Rewriting the Language of Nature: The Work of Andy Goldsworthy
Goldsworthy dares to reinvent natural symbols with elements he finds in situ, the result is a series of exquisite pieces.
Unfortunately, few of us pay attention to the ancient maxim that states that “by reading nature you will find all the answers you need”. Even fewer people dare edit this language and reinterpret it through humankind’s divine aspect: creativity. British artist Andy Goldsworthy (Cheshire, 1975) is a wonderful exception.
His work, which dallies between landscaping and site specific art, comprises a reinterpretation of symbols and patterns found in bio-rhetoric. Through each of his pieces, Goldsworthy distils threads of that impeccable discourse, coining short poems that honor the aesthetic soul of nature.

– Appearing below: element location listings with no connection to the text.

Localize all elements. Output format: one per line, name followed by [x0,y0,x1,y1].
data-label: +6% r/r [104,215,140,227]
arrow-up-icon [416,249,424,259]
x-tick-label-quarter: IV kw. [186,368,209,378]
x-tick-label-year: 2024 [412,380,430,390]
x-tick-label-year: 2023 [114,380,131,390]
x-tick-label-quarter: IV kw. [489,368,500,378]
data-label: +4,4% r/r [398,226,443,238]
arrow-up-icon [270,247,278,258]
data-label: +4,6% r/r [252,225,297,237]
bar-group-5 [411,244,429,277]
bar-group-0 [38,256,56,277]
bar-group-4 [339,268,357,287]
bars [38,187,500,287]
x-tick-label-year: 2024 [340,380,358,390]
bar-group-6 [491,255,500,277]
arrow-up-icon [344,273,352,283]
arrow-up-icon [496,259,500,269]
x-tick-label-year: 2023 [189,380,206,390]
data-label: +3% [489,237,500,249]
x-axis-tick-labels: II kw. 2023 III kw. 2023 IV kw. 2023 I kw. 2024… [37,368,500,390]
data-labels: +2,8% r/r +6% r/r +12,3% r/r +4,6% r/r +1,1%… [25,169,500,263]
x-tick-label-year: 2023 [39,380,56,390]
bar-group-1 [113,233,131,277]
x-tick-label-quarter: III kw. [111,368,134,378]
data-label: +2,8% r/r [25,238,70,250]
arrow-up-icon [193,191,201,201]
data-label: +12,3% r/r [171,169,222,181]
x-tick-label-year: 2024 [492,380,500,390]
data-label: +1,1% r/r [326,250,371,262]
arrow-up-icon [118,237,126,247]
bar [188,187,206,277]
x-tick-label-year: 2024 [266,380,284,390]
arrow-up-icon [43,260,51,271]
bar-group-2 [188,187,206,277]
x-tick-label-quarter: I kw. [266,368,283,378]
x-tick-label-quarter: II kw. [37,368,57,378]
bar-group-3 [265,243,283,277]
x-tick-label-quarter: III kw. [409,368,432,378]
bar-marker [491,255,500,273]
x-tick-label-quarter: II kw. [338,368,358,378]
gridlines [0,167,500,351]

A clear precedent to his mastery over geometry and the art of proportions is that he studied applied mathematics. He only uses natural materials (leaves, rocks, sticks, shells) that he finds around the locations where he will build his installations, and, in most cases, his hands are his only tools.
Goldsworthy’s sculptural talent is complemented by his ability to photographically document his pieces which, like the cycles of nature, are inherently ephemeral. And it is precisely because of his photographs that his work can travel the world: they are nomadic symbols that call to be decoded by whoever is willing to see himself reflected in the mirror of life.